Sister Cheryl DeCleene

Sister Cheryl DeCleene (Ethel Mae)

CherylDate of Birth: April 20, 1935
Place of Birth: Greenleaf, Wisconsin
Parents: Ellsworth and Ludmilla (Kabat) De Cleene
Religious Profession: August 15, 1954
Date of Death: September 27, 2012

Comments of Sister Louise Hembrecht, Community Director
Wake – September 30, 2012

This morning during Morning Prayer, we prayed: “Lord Jesus, you are the rising Sun, the first fruits of the future resurrection, grant that we may not sit in the shadow of death but walk in the light of life.” These past years, Sister Cheryl has witnessed to us what it means to be in the shadow of death, but now she walks in the light of life, the light of eternal life.

Though Sister Cheryl’s first nine years of ministry were as a first and second grade teacher, most of her teaching was in the upper grades. There are no special awards from those years in her file, but from evaluations of her teaching, it is clear that she was known for her kindness and patience.

I think kind, gentle, and good are words that I would use to describe Sister Cheryl. In addition to serving the Community and the Church as a teacher and later as an aide in the classroom, and a sponsor presence representative in healthcare, Sister Cheryl served the Community as a Directress. She was a vocation directress and a postulant directress from 1982 to1989 and as a vocation directress and directress of the temporary professed from 1993 to 1996. It was then that I got to know her as I had the privilege of working with her in the vocation office.

Sister Cheryl was not always confident in her role as directress. Giving instructions was not particularly easy for her and yet it was her life, more than her words, that made her an excellent formator. Kindness, gentleness, and goodness were what she conveyed to those under her care.

Sister Cheryl had various health issues during her lifetime. She battled breast cancer twice and had mastectomies fifteen years apart. She did all she could to keep the fluid build up in her arm under control. And yet through it all, she was a positive presence and a kind and gentle person to those who met and knew her. She just seemed to deal with the changes and challenges of her life with a genuine sense of dependence of God.

The last real conversation I had with Sister Cheryl was on December 21, 2008. St. Paul Manor was closing and the General Administration went to the Manor to pray with the Sisters, to give them their new appointments, and to go out for supper with them. It was a happy evening with a mix of sadness at the coming good-byes and camaraderie filled with stories and laughter. The Sisters would be moving to new communities in the new year. Sister Cheryl was going to West Point; it would have been her first time on a Nebraska mission.

Everything changed for Sister Cheryl three days later, on Christmas eve. She had a massive stroke. At first, as we and her family kept vigil with Sister Cheryl, it seemed that Sister Cheryl would not survive the stroke, but the hours became days and it became clear that Sister Cheryl would live. I travelled in the ambulance with Sister Cheryl as she came to the Motherhouse and settled in St. Rita’s. It was New Year’s Eve and the Community was at Holy Hour.

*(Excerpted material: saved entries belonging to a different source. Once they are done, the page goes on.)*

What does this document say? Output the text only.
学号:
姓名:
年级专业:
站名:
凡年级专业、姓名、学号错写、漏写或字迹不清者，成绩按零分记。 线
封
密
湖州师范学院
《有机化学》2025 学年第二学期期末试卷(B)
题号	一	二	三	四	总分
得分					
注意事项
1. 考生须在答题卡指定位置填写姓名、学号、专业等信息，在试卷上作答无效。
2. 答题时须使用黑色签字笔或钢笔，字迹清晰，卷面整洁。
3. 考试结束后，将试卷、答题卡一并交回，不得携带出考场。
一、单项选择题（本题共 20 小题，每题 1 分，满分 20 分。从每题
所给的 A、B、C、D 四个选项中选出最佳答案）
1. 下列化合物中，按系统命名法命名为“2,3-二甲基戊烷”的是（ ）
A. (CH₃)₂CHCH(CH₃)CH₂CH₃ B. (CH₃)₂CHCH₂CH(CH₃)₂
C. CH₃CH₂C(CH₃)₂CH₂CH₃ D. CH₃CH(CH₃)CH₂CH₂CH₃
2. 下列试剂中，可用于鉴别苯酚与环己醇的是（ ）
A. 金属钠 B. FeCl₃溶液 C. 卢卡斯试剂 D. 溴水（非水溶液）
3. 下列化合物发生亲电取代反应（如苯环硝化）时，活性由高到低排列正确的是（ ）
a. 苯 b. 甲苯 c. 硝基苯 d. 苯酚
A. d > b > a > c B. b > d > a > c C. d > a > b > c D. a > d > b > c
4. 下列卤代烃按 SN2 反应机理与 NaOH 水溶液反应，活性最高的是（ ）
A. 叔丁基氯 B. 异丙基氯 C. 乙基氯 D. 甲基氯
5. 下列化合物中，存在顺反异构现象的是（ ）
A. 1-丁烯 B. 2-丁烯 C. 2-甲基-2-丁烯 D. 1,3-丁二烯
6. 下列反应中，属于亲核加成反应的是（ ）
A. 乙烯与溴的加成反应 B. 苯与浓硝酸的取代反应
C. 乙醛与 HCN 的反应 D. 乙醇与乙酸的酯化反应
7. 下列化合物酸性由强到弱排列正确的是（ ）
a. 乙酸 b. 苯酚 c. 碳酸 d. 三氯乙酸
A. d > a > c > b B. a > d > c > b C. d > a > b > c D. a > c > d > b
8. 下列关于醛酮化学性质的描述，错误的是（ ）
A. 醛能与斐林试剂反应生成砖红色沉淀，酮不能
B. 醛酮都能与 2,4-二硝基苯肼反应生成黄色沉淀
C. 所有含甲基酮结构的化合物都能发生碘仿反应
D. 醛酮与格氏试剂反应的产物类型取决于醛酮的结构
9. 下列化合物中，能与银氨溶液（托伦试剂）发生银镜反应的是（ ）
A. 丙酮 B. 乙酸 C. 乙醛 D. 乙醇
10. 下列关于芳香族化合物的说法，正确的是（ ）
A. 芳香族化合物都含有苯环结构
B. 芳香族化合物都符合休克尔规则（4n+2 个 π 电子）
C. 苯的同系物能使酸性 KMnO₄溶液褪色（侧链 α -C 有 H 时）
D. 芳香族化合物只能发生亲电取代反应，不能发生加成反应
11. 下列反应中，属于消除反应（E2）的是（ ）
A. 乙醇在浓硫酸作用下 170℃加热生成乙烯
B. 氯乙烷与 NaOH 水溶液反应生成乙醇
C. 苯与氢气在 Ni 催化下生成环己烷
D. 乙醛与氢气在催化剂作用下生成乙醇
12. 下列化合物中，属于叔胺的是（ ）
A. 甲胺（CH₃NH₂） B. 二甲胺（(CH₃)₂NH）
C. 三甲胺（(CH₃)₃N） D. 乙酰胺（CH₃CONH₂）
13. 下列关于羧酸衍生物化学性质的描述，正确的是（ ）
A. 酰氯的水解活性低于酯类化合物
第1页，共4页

In the weeks that followed, Sister Cheryl showed improvement. She no longer needed oxygen, she could eat, she could feed herself, she could walk, she could smile, she could respond a little though communication was difficult because the words didn’t come out right. A speech therapist worked with her, but the stroke had attacked and permanently damaged the speech and communication center of her brain.

Weeks became months and the months turned into years. Sometimes Sister Cheryl was responsive but as time passed Sister Cheryl’s ability to respond and interact seemed to lessen. Through it all, her family came to visit, to spend time with her, to keep her informed of what was happening in the family, to just be with her. Friends, members of the crowd and those whose lives she had touched in Community also spent time with her. Though it was not always easy to see Sister Cheryl in her diminished and dependent state, her family and many in community witnessed that life is important by their faithfulness to her.

There were not major changes in Sister Cheryl in the days before her death. A couple months before Dr. Herring had heard a slight change in her heart and had said that he would not be surprised if the Lord came for her in the near future, but life seemed to go on as it had been for Sister Cheryl. September 26 was an ordinary day for her. About 4:20 a.m. on the 27th  as she slept, the Lord came for Sister Cheryl. We did not expect it, but we know that Sister Cheryl was ready. We know that she no longer lives in the shadow of death, but that she walks in the light of life. Her ability to communicate has been restored and what a joy it must be for her as she communicates with the God to whom she has been faithful and with all the saints and angels. And now we can communicate with her on a different level.

We are grateful for her life in our midst, for her service and the witness of her life. We will miss her but we rejoice that she has not only been restored to health beyond imagining. Now she lives with Jesus, her Lord, the first fruit of the resurrection who has led her to live in the light of life, the light of eternal life. We can only be happy for her.